Subjects with history of infection must have polymerase chain reaction
documentation that infection is cleared.

- Active or history of autoimmune disease that might deteriorate when receiving an
immuno-stimulatory agent. Subjects with diabetes type I, vitiligo, psoriasis, hypo- or
hyperthyroid disease not requiring immunosuppressive treatment are eligible if they
are stable on other medical treatment and do not fulfill exclusion criterion including
Uncontrolled intercurrent illness

- Known severe hypersensitivity reactions to monoclonal antibodies (Grade>= 3 National
Cancer Institute-Common Terminology Criteria for Adverse Event (NCI-CTCAE) v4.03, or
uncontrolled asthma (ie, 3 or more features of partially controlled asthma)

- History of allergic reaction to methotrexate (trace methotrexate may be present in
M9241 as a part of manufacturing process) or history of severe hypersensitivity
reaction to any other ingredient of study drug(s) and / or their excipients. Since
M9241 contains sucrose as an excipient, subjects suffering from hereditary fructose
intolerance also excluded

- Persisting toxicity related to prior therapy of Grade > 1 NCI-CTCAE v4.03 with the
following exceptions:

- Neuropathy Grade <= 2 is acceptable.

- All grades of alopecia acceptable.

- Endocrine dysfunction on replacement therapy is acceptable.

- Pregnancy or lactation

- Known alcohol or drug abuse as deemed by the Investigator

- Uncontrolled intercurrent illness including, but not limited to:

- Hypertension uncontrolled by standard therapies (not stabilized to 150/90
millimeter of mercury (mm Hg) or lower)

- Uncontrolled active infection

- Uncontrolled diabetes (eg, glycosylated hemoglobin [HgbA1c] >= 8%)

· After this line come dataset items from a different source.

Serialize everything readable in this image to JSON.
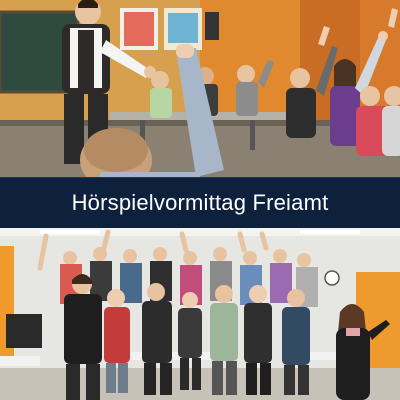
{
  "banner": {
    "title": "Hörspielvormittag Freiamt"
  },
  "photos": {
    "top": {
      "subject": "classroom-kids-raising-hands",
      "colors": {
        "wall": "#d7a04f",
        "chalkboard": "#2f4a3e",
        "floor": "#8b8173"
      }
    },
    "bottom": {
      "subject": "group-standing-hands-raised",
      "colors": {
        "wall": "#e6e6e2",
        "accent": "#ee9a2d",
        "floor": "#c7c2b7"
      }
    }
  },
  "colors": {
    "banner_bg": "#0d213d",
    "banner_text": "#ffffff",
    "page_bg": "#0b1c34"
  }
}
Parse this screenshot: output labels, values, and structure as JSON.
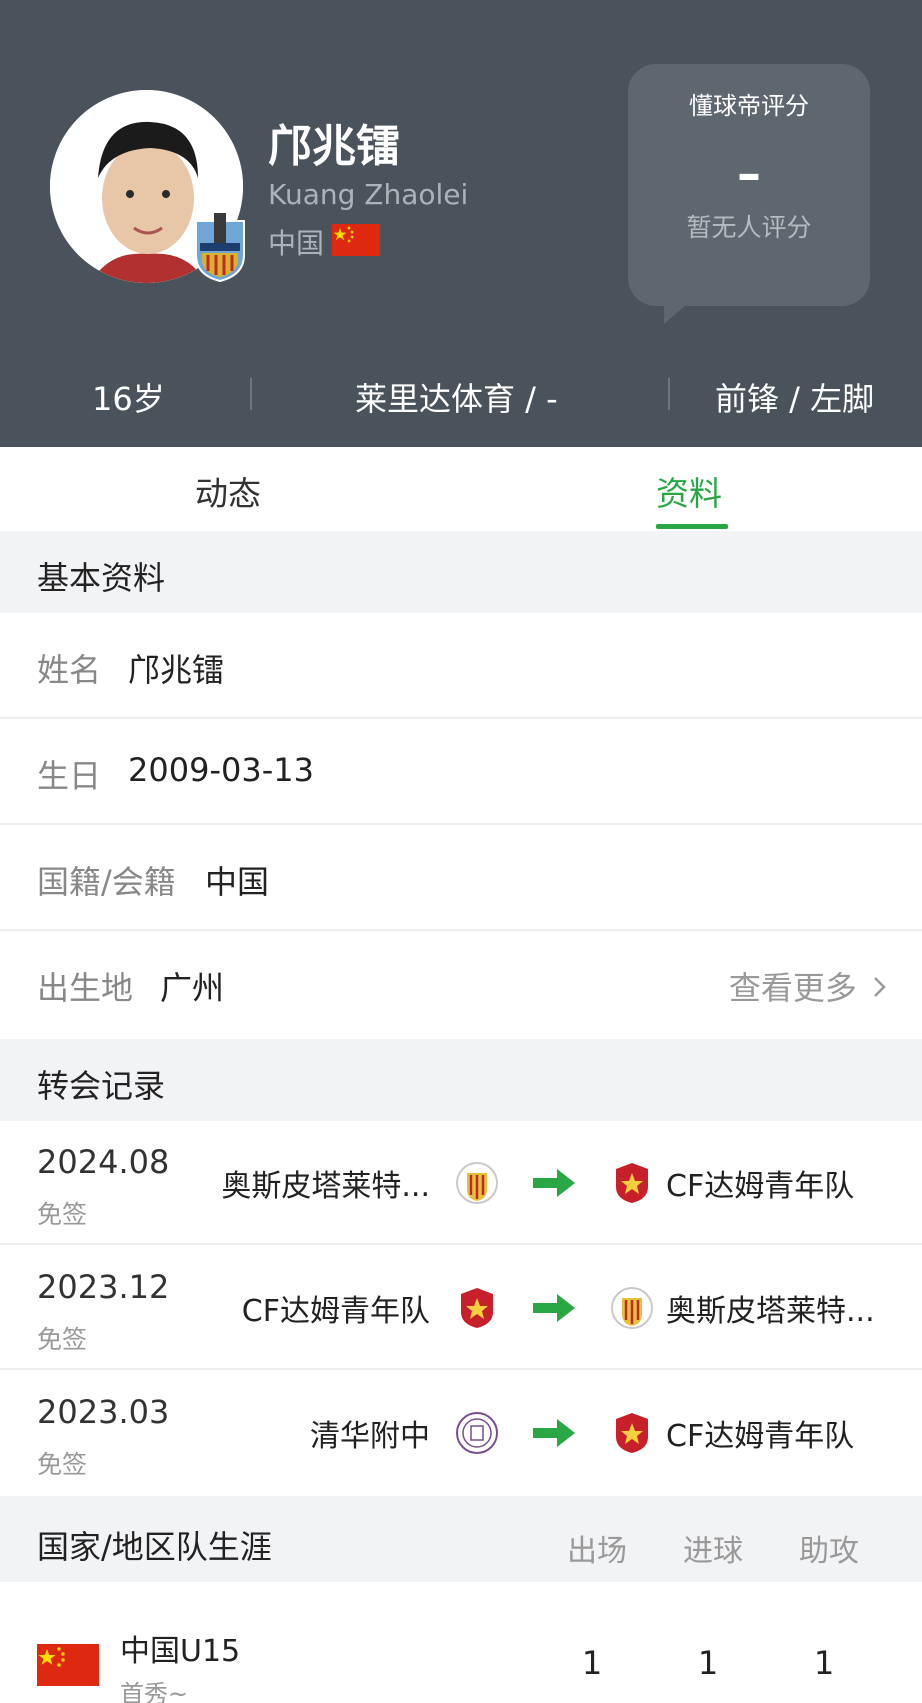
{
  "player": {
    "name_cn": "邝兆镭",
    "name_en": "Kuang Zhaolei",
    "nationality": "中国"
  },
  "rating": {
    "title": "懂球帝评分",
    "value": "–",
    "subtitle": "暂无人评分"
  },
  "info_strip": {
    "age": "16岁",
    "club": "莱里达体育 / -",
    "position": "前锋 / 左脚"
  },
  "tabs": [
    {
      "label": "动态",
      "active": false
    },
    {
      "label": "资料",
      "active": true
    }
  ],
  "basic_info": {
    "section_title": "基本资料",
    "rows": [
      {
        "label": "姓名",
        "value": "邝兆镭"
      },
      {
        "label": "生日",
        "value": "2009-03-13"
      },
      {
        "label": "国籍/会籍",
        "value": "中国"
      },
      {
        "label": "出生地",
        "value": "广州"
      }
    ],
    "more_link": "查看更多"
  },
  "transfers": {
    "section_title": "转会记录",
    "records": [
      {
        "date": "2024.08",
        "type": "免签",
        "from": "奥斯皮塔莱特...",
        "to": "CF达姆青年队"
      },
      {
        "date": "2023.12",
        "type": "免签",
        "from": "CF达姆青年队",
        "to": "奥斯皮塔莱特..."
      },
      {
        "date": "2023.03",
        "type": "免签",
        "from": "清华附中",
        "to": "CF达姆青年队"
      }
    ]
  },
  "national_career": {
    "section_title": "国家/地区队生涯",
    "columns": [
      "出场",
      "进球",
      "助攻"
    ],
    "teams": [
      {
        "name": "中国U15",
        "note": "首秀~",
        "appearances": "1",
        "goals": "1",
        "assists": "1"
      }
    ]
  },
  "colors": {
    "header_bg": "#4a535c",
    "accent_green": "#2aa745",
    "flag_red": "#de2910",
    "flag_yellow": "#ffde00"
  }
}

- Clinically significant (or active) cardiovascular disease: cerebral vascular
accident/stroke (< 6 months prior to enrollment), myocardial infarction (< 6 months
prior to enrollment), unstable angina, congestive heart failure (New York Heart
Association Classification Class >= II), or serious cardiac arrhythmia requiring
medication

- All other significant diseases (eg, inflammatory bowel disease, current severe acute
or chronic colitis) or chronic medical conditions (including laboratory abnormalities)
that in opinion of Investigator might impair subject's tolerance of trial treatment or
interpretation of trial results.

- Any psychiatric condition that would prohibit understanding or endering of informed
consent or that would limit compliance with trial requirements.

- Legal incapacity or limited legal capacity.

- Administration of a live vaccine within 30 days prior to trial entry.

- Any subject with possible area of ongoing necrosis (non-disease related), such as
active ulcer, non-healing wound, or intercurrent bone fracture that may be at risk of
delayed healing due to protocol therapy.

- Oxygen saturation < 90% at rest, known pulmonary fibrosis, or active interstitial lung
disease.

- History of congenital or active immunodeficiency, with exception of acquired
treatment-related hypogammaglobulinemia requiring periodic IV immunoglobulin infusion.